Masih ada harapan bahwa mungkin masih ada yang selamat di sana.

Sementara itu, kapal Angkatan Laut, personel Penjaga Pantai yang menggunakan perahu kecil, dan nelayan sukarelawan menjelajahi sekitar tiga kilometer persegi (1,8 mil persegi) perairan di luar pelabuhan untuk mencari siapa saja yang mungkin masih mengapung.

Namun demikian, pihak berwenang telah memperingatkan bahwa peluang untuk menemukan lebih banyak orang yang selamat sangatlah kecil.

“Kami masih berharap, meskipun Anda harus menerima kenyataan bahwa peluang mereka untuk bertahan hidup sangat kecil,” kata kepala kantor penanggulangan bencana provinsi, Neil Sanchez, kepada wartawan dari pusat komando penyelamatan di pelabuhan.

Kapal-kapal tersebut bertabrakan saat menuju ke arah berlawanan di titik tersedak yang diketahui dekat mulut pelabuhan Cebu.

Pihak berwenang mengatakan kapal feri St Thomas Aquinas tenggelam di saluran sedalam 82 meter (270 kaki) dalam waktu 10 menit setelah kecelakaan.

Kapal kargo Sulpicio Express 7 yang membawa 36 awak kapal tidak tenggelam. Busur bajanya ambruk karena benturan, namun ia berlayar dengan selamat ke dermaga.

Salah satu korban selamat, Lolita Gonzaga, 57, mengenang teror terjatuh dari dek atas kapal ke lantai bawah saat tabrakan terjadi, lalu teror kabur dari perairan hitam bersama suaminya yang berusia 62 tahun.

“Ketika kami diselamatkan, kami harus berbagi perahu dengan seorang wanita yang sudah meninggal. Dia terbaring di sana,” kata Gonzaga kepada AFP pada hari Sabtu dari ranjang rumah sakit di Cebu tempat dia merawat cedera tulang belakangnya.

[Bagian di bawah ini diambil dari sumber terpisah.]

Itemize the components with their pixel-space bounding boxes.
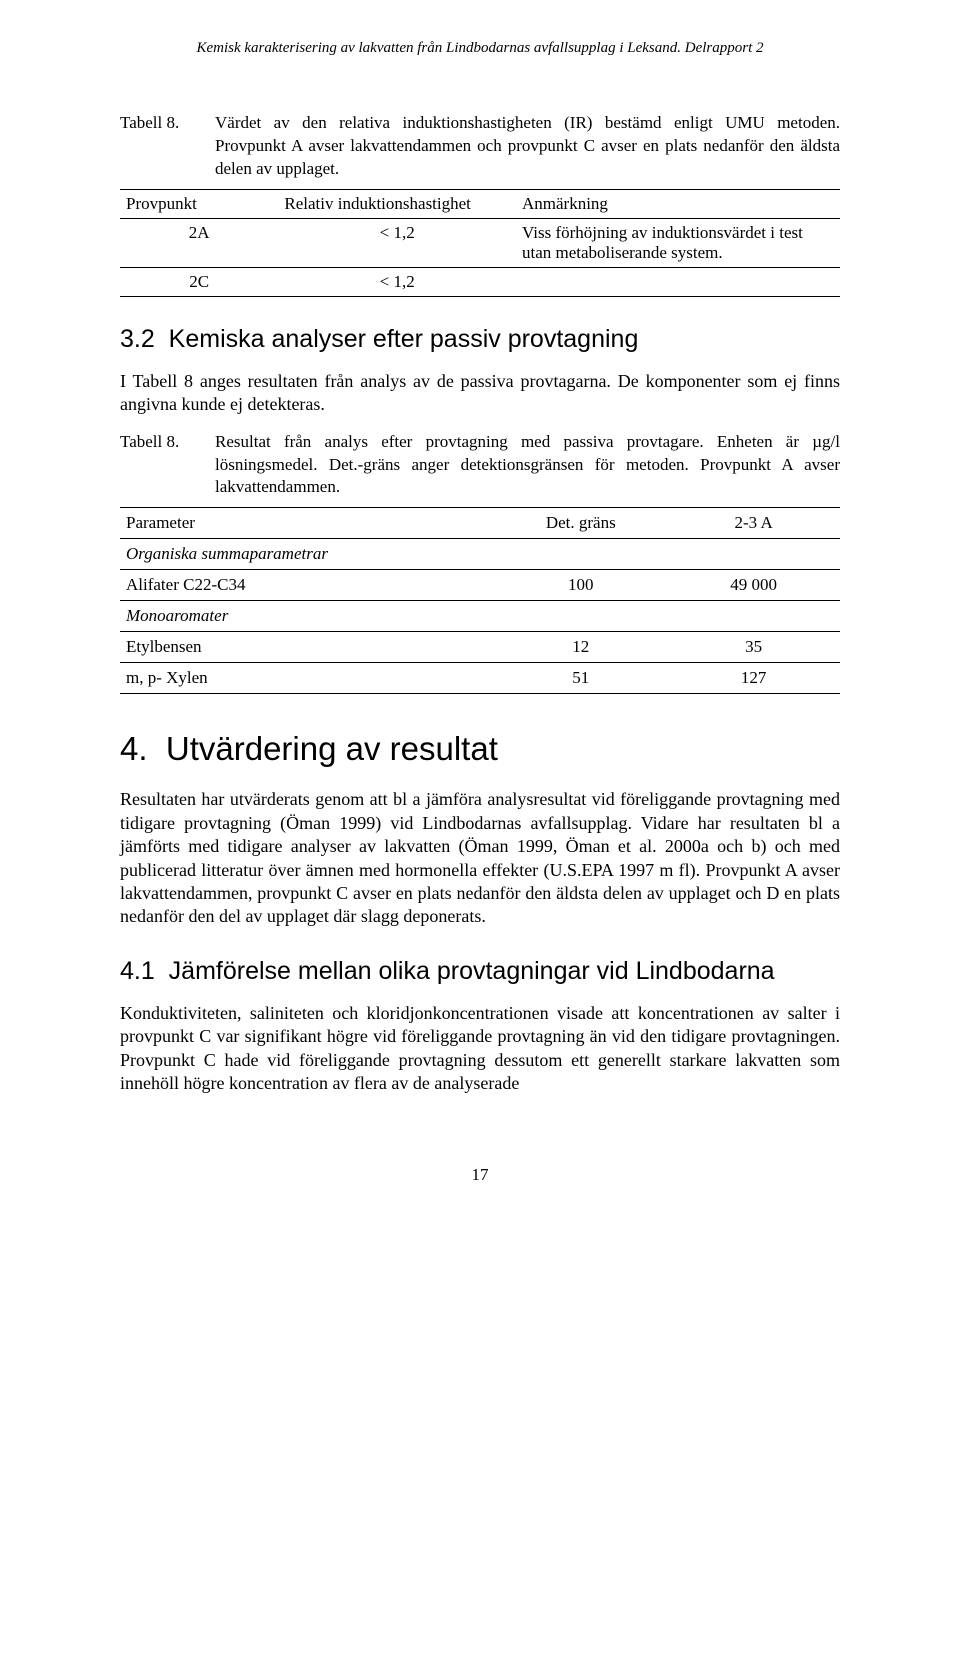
chapter4-body: Resultaten har utvärderats genom att bl …: [120, 788, 840, 928]
section-header: Monoaromater: [126, 606, 228, 625]
cell: Viss förhöjning av induktionsvärdet i te…: [516, 218, 840, 267]
table-row: 2C < 1,2: [120, 267, 840, 296]
page-header: Kemisk karakterisering av lakvatten från…: [120, 40, 840, 57]
table-row: m, p- Xylen 51 127: [120, 663, 840, 694]
table8-col-value: 2-3 A: [667, 508, 840, 539]
table7-caption: Tabell 8. Värdet av den relativa indukti…: [120, 112, 840, 181]
section-title: Jämförelse mellan olika provtagningar vi…: [169, 957, 775, 985]
table-row: Alifater C22-C34 100 49 000: [120, 570, 840, 601]
page-number: 17: [120, 1165, 840, 1185]
table-row: Monoaromater: [120, 601, 840, 632]
chapter-title: Utvärdering av resultat: [166, 730, 498, 767]
cell: 127: [667, 663, 840, 694]
table8-caption: Tabell 8. Resultat från analys efter pro…: [120, 431, 840, 500]
caption-text: Värdet av den relativa induktionshastigh…: [215, 112, 840, 181]
section-header: Organiska summaparametrar: [126, 544, 328, 563]
cell: < 1,2: [278, 267, 516, 296]
heading-4-1: 4.1 Jämförelse mellan olika provtagninga…: [120, 957, 840, 986]
heading-3-2: 3.2 Kemiska analyser efter passiv provta…: [120, 325, 840, 354]
table-row: Organiska summaparametrar: [120, 539, 840, 570]
cell: 100: [494, 570, 667, 601]
table7-col-provpunkt: Provpunkt: [120, 189, 278, 218]
table-row: Etylbensen 12 35: [120, 632, 840, 663]
section41-body: Konduktiviteten, saliniteten och kloridj…: [120, 1002, 840, 1096]
cell: [516, 267, 840, 296]
section-cell: Organiska summaparametrar: [120, 539, 840, 570]
cell: 49 000: [667, 570, 840, 601]
heading-4: 4. Utvärdering av resultat: [120, 730, 840, 768]
section-cell: Monoaromater: [120, 601, 840, 632]
section32-body: I Tabell 8 anges resultaten från analys …: [120, 370, 840, 417]
section-number: 4.1: [120, 957, 155, 985]
table7-col-anmarkning: Anmärkning: [516, 189, 840, 218]
cell: 2A: [120, 218, 278, 267]
cell: 12: [494, 632, 667, 663]
cell: Alifater C22-C34: [120, 570, 494, 601]
table8: Parameter Det. gräns 2-3 A Organiska sum…: [120, 507, 840, 694]
cell: < 1,2: [278, 218, 516, 267]
chapter-number: 4.: [120, 730, 148, 767]
caption-label: Tabell 8.: [120, 112, 215, 181]
cell: 2C: [120, 267, 278, 296]
table8-col-detgrans: Det. gräns: [494, 508, 667, 539]
caption-text: Resultat från analys efter provtagning m…: [215, 431, 840, 500]
cell: Etylbensen: [120, 632, 494, 663]
cell: m, p- Xylen: [120, 663, 494, 694]
section-number: 3.2: [120, 325, 155, 353]
table7: Provpunkt Relativ induktionshastighet An…: [120, 189, 840, 297]
table-row: 2A < 1,2 Viss förhöjning av induktionsvä…: [120, 218, 840, 267]
cell: 35: [667, 632, 840, 663]
table8-col-parameter: Parameter: [120, 508, 494, 539]
section-title: Kemiska analyser efter passiv provtagnin…: [169, 325, 639, 353]
caption-label: Tabell 8.: [120, 431, 215, 500]
table7-col-relativ: Relativ induktionshastighet: [278, 189, 516, 218]
cell: 51: [494, 663, 667, 694]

Regulator pemerintah, Otoritas Industri Maritim, mengatakan kedua kapal tersebut telah melewati pemeriksaan keselamatan dan layak berlayar, menunjukkan bahwa kesalahan manusia adalah penyebab salah satu kapal memasuki jalur yang salah.

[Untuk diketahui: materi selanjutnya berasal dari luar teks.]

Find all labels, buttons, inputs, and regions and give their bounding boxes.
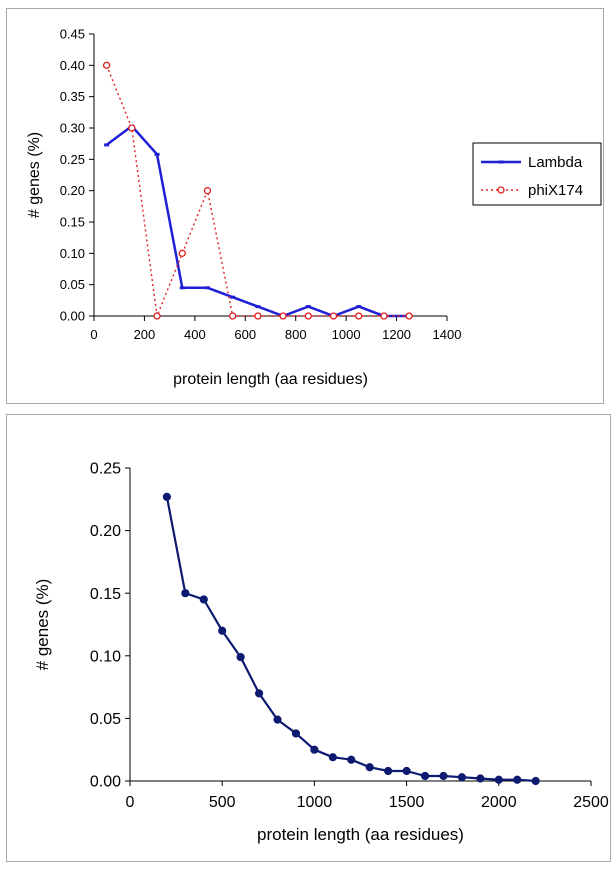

Feri adalah salah satu bentuk transportasi terpenting di kepulauan yang memiliki lebih dari 7.100 pulau ini, terutama bagi jutaan orang yang terlalu miskin untuk bisa terbang.

Namun kecelakaan laut sering terjadi, dan biasanya penyebabnya adalah standar keselamatan yang buruk dan lemahnya penegakan hukum.

Bencana maritim masa damai paling mematikan di dunia terjadi di dekat ibu kota Manila pada tahun 1987 ketika sebuah kapal feri yang memuat wisatawan yang sedang berlibur Natal bertabrakan dengan sebuah kapal tanker minyak kecil, menewaskan lebih dari 4.300 orang.

Pada tahun 2008, sebuah kapal feri besar terbalik di pulau tengah Sibuyan saat terjadi topan, menyebabkan hampir 800 orang tewas.